Some nicknames are hard to kick.

Whispers of "There's 007!" could be heard at the Swiss Embassy last week as Roger Moore and his wife, Christina Tholstrup, arrived for a luncheon.

Moore starred as the British spy James Bond in six films. Moore came to Korea as a public relations ambassador for the 2002 World Cup. The 74-year-old actor is also a goodwill ambassador for UNICEF.

But the main reason for the luncheon was to honor Adolf Ogi, the former Swiss president and a special adviser to the United Nations Secretary-General on sport.

Ogi came to Korea on May 27 for the opening ceremonies of the World Cup and left Saturday.

Korean officials, members of the IOC, presidents of national sports associations, members of parliament and heads of FIFA met at the embassy.

After sipping summertime apertifs, guests made their way out the back patio. As they settled underneath a white tent, the Swiss ambassador, Christian Muhlethaler, welcomed his guests with a speech.

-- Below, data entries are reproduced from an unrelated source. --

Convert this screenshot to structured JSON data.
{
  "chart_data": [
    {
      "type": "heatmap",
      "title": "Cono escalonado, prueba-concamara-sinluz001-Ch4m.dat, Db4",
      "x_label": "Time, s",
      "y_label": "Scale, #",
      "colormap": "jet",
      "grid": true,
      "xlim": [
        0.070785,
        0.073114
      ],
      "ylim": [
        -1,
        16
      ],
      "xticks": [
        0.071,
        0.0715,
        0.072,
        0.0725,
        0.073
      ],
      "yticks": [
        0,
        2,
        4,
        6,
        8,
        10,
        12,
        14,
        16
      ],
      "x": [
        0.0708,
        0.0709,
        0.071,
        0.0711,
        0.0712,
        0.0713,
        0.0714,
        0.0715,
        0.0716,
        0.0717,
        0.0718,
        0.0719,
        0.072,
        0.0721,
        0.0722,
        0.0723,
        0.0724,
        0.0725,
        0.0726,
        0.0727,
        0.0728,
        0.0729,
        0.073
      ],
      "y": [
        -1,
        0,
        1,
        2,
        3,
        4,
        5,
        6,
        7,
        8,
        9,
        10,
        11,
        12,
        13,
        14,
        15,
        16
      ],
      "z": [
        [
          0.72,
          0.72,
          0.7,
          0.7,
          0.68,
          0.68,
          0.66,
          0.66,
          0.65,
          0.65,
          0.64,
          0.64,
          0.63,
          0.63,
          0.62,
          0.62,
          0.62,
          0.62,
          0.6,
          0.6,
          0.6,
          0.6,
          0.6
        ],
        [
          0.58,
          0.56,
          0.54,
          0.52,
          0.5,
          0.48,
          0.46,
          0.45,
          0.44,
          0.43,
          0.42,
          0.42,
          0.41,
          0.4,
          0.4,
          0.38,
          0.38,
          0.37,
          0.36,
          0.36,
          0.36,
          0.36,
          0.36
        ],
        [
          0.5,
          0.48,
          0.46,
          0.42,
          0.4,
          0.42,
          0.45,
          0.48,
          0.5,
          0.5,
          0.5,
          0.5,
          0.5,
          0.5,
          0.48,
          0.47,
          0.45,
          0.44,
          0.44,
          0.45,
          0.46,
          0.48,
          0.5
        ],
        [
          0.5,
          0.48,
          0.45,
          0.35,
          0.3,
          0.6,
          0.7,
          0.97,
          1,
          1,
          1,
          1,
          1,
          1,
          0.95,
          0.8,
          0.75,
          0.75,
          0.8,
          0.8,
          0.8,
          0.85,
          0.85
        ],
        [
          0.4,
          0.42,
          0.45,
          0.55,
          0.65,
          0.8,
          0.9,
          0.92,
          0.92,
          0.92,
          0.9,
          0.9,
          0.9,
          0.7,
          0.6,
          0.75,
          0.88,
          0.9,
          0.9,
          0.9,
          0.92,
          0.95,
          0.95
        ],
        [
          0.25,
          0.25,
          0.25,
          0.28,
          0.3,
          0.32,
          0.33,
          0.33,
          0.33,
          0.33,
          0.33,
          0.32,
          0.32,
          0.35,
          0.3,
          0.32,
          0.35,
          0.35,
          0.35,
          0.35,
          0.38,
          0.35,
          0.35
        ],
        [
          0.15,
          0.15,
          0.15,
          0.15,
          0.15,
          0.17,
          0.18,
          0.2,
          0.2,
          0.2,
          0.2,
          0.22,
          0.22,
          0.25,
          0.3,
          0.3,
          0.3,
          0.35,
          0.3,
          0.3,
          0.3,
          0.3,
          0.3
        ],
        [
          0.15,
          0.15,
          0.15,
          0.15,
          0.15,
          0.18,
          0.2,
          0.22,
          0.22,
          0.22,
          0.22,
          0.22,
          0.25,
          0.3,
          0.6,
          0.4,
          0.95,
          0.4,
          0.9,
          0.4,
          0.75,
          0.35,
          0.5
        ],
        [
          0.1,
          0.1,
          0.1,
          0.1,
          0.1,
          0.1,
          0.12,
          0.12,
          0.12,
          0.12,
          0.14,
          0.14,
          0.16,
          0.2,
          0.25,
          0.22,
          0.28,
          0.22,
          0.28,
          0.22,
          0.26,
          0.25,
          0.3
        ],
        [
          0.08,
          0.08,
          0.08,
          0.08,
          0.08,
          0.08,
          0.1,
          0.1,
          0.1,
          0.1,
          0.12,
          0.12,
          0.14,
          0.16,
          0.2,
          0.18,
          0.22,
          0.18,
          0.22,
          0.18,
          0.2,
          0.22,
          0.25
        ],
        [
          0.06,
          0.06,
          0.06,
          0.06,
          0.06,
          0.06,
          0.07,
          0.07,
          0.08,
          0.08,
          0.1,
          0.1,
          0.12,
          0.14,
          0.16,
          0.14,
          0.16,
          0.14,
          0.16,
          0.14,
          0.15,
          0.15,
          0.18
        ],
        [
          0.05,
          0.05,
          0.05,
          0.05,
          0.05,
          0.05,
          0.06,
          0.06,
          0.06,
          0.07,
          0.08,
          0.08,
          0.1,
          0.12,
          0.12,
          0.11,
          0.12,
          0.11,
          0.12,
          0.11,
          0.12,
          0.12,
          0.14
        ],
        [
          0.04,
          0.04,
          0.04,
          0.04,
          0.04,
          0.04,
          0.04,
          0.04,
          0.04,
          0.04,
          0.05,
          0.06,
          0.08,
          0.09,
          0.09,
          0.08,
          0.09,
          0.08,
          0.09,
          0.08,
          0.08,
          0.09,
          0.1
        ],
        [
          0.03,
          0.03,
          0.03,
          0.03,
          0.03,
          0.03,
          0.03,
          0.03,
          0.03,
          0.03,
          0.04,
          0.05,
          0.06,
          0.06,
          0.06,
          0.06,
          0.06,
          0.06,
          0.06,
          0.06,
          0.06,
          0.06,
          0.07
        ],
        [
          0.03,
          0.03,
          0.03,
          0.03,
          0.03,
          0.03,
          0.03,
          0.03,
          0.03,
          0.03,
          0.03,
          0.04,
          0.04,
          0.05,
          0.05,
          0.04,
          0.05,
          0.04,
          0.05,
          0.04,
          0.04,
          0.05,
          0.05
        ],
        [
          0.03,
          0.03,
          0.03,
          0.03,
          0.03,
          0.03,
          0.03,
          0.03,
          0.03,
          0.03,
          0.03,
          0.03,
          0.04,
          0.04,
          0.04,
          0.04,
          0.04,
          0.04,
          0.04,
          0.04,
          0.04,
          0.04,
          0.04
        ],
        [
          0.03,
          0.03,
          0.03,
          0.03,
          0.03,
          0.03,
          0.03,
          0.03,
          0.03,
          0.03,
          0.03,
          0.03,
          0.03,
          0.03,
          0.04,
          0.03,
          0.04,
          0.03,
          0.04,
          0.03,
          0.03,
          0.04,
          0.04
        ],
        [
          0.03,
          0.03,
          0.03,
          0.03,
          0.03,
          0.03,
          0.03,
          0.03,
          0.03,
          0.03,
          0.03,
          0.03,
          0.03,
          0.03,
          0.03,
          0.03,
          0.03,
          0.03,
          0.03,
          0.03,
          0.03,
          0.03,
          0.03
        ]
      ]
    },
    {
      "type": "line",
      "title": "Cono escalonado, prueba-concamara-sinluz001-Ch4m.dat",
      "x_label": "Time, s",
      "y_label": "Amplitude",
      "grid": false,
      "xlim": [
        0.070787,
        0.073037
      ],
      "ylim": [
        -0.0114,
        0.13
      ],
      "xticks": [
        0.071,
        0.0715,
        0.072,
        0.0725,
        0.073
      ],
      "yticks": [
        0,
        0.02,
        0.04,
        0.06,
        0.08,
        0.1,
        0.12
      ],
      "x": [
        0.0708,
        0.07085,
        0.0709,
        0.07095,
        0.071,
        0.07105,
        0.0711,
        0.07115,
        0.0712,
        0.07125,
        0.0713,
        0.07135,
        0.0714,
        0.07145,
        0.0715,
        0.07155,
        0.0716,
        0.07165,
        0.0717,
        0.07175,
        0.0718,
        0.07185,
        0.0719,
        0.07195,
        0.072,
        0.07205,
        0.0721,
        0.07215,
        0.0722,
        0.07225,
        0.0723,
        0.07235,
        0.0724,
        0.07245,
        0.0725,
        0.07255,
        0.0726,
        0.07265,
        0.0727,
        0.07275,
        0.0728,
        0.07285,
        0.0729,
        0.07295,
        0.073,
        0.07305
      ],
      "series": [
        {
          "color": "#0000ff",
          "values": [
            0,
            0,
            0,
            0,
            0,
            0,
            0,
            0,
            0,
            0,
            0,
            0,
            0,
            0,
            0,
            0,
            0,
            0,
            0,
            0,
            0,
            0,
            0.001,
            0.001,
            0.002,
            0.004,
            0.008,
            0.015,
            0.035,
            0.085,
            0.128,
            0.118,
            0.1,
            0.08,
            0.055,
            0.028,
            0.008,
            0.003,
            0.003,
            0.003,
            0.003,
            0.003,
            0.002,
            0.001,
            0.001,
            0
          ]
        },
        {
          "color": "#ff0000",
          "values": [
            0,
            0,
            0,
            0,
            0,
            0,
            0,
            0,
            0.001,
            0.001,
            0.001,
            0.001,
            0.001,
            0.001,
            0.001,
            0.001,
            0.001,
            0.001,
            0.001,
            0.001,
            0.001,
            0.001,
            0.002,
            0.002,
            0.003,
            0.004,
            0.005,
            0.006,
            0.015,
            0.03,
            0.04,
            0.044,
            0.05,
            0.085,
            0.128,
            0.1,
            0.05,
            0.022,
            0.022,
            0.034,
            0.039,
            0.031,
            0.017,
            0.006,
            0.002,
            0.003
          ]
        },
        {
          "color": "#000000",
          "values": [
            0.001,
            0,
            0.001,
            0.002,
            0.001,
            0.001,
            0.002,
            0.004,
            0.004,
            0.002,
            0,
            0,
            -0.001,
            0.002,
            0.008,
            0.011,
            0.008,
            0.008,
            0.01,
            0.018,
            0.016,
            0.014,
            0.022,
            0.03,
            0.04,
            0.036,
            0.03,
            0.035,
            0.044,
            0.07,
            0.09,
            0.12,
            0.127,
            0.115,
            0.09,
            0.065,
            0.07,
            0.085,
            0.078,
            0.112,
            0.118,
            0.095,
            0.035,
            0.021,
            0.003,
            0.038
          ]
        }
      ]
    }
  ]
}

When that concluded, Maryan Baqueret, executive and administrative director of the World Health Organization, handed awards to Jiri Dvorak, a surgeon and professor in Zurich, and to Michel Zen-Ruffinen, former general secretary of FIFA, for making the 2002 World Cup a smoke-free event.

As the gathering wound down, Mr. Ogi gave an impromptu speech thanking the ambassador for his hospitality.